| Joelcool7 said: In the end I don't think Government has the right to tell parents that they can't let their child play an M-Rated game. But they sure as hell should be able to restrict legally the sale of M games to under age individuals. If a parent chooses to let their child play the game knowing the ESRB ratings tthen thats up to them. If the industry already self regulates why not allow the state to make it legally binding. Nothing will change as far as I know based on what I have been told. Its not like the state will take your kids away for letting them play GTA. Or am I totally misunderstanding the legislation? |
The law in question does not follow the rule you're setting out.
The concern most legal scholars have with the law is not that it will stop minors from playing or purchasing violent video games , but rather that this law leaves it up to the state to decide what games are and are not permissible for minors to purchase. In other words, a government employee or political appointee is going to have the final say on what is objectionable and what is not.
This is not unprecedented; in the early 70's the Court permitted similar regulations on "obscene" (essentially, pornographic) material. However, no Court has expanded the scope of that regulation in the thirty-plus years since, and that decision has been routinely criticized for its incredibly vague standard (note: the current California law nearly copy-pastes the language from that Court decision). Even the lower courts have hitherto recognized that restricting speech based on its content is almost always a no-go, which is why everyone was surprised that the Court took this csae in the first place.

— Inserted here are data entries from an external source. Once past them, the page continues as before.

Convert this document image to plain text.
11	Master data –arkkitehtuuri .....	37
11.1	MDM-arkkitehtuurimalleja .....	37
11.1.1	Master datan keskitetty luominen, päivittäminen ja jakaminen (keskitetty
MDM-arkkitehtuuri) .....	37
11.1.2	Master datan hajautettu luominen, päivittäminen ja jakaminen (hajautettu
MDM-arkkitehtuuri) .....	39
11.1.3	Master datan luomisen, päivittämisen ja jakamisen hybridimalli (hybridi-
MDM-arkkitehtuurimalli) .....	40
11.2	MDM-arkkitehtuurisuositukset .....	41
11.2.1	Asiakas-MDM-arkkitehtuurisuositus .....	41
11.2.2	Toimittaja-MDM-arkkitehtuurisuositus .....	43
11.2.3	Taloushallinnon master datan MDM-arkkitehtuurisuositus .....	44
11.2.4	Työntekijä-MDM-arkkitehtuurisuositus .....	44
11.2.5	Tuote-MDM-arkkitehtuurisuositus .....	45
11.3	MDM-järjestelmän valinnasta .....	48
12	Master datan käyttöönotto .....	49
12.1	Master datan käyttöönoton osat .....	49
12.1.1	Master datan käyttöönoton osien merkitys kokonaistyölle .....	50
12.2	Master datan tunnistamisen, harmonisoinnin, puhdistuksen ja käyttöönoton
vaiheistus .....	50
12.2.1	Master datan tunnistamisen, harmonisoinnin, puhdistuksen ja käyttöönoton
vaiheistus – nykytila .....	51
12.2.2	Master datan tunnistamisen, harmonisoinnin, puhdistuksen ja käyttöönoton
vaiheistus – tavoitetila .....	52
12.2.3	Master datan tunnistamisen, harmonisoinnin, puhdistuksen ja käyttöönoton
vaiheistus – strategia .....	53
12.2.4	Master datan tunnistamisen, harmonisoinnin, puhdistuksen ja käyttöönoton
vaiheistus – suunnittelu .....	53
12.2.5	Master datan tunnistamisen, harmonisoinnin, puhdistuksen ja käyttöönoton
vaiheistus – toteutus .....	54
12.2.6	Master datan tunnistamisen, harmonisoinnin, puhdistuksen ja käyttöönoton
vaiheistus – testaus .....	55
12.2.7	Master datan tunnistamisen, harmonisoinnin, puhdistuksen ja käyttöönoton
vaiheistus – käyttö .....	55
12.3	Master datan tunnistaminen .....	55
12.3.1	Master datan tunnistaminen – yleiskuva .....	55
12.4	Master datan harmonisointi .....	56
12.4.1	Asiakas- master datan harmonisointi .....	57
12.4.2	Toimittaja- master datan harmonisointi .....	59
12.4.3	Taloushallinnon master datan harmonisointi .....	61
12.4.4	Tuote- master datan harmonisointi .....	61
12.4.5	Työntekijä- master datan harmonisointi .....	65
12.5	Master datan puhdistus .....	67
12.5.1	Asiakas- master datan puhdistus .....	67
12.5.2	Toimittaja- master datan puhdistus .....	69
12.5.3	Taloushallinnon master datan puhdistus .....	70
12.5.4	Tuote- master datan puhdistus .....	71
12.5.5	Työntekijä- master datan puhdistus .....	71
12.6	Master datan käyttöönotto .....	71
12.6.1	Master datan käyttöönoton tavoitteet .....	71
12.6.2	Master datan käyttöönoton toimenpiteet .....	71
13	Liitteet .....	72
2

Upholding the law would also throw constitutional law into turmoil. At the moment, any law which governs content must pass strict scrutiny, which means that it has to be the least restrictive means to achieve a compelling government interest. The government has to prove that both of those elements are true. In this case, what is the compelling interest? To the best of my knowledge, there has not been any concrete or reliable evidence correlating violent video games with increased violence in minors. And is this the least restrictive means to achieve the government's result? In light of how the game industry is already self-regulated, it appears that the answer is "no." But if the Court upholds this law, then "strict scrutiny" would suddenly be much less "strict" than it used to be. As an American, I find that deeply troubling...
But assuming that the state simply adopted the ESRB ratings wholesale, you also asked why the state should not have the power to make self-regulation legally binding. The answer is that the law imposes criminal fines and penalties, not merely community sanctions. This is especially troublesome because it's often unclear why a game received a certain ranking (remember when Oblivion's rating flipped post-release? Or Halo 3 got the M-rating? ).
It is the difference between "I should not eat the leftover Halloween candy" and "every time I eat the leftover Halloween candy, I have to pay $1,000." Movie theaters which let unaccompanied minors watch Rated R or NC-17 movies would not have to pay criminal fines. Retailers who sell crush videos to minors would not have to pay a fine. Why, then, should videogame retailers have to do so?
To summarize: the law does not simply give the ESRB's decisions legal weight, but instead invests the power to decide what stays and what goes in a government censor. That censor would have to work with a very vague guideline, one which has produced inconsistent results when examining obscenity cases. It would make videogames the only self-regulated industry that is liable to criminal penalties. And most disturbing of all for Americans, it would be a huge blow to freedom of speech, as it lowers the bar for what the government can censor.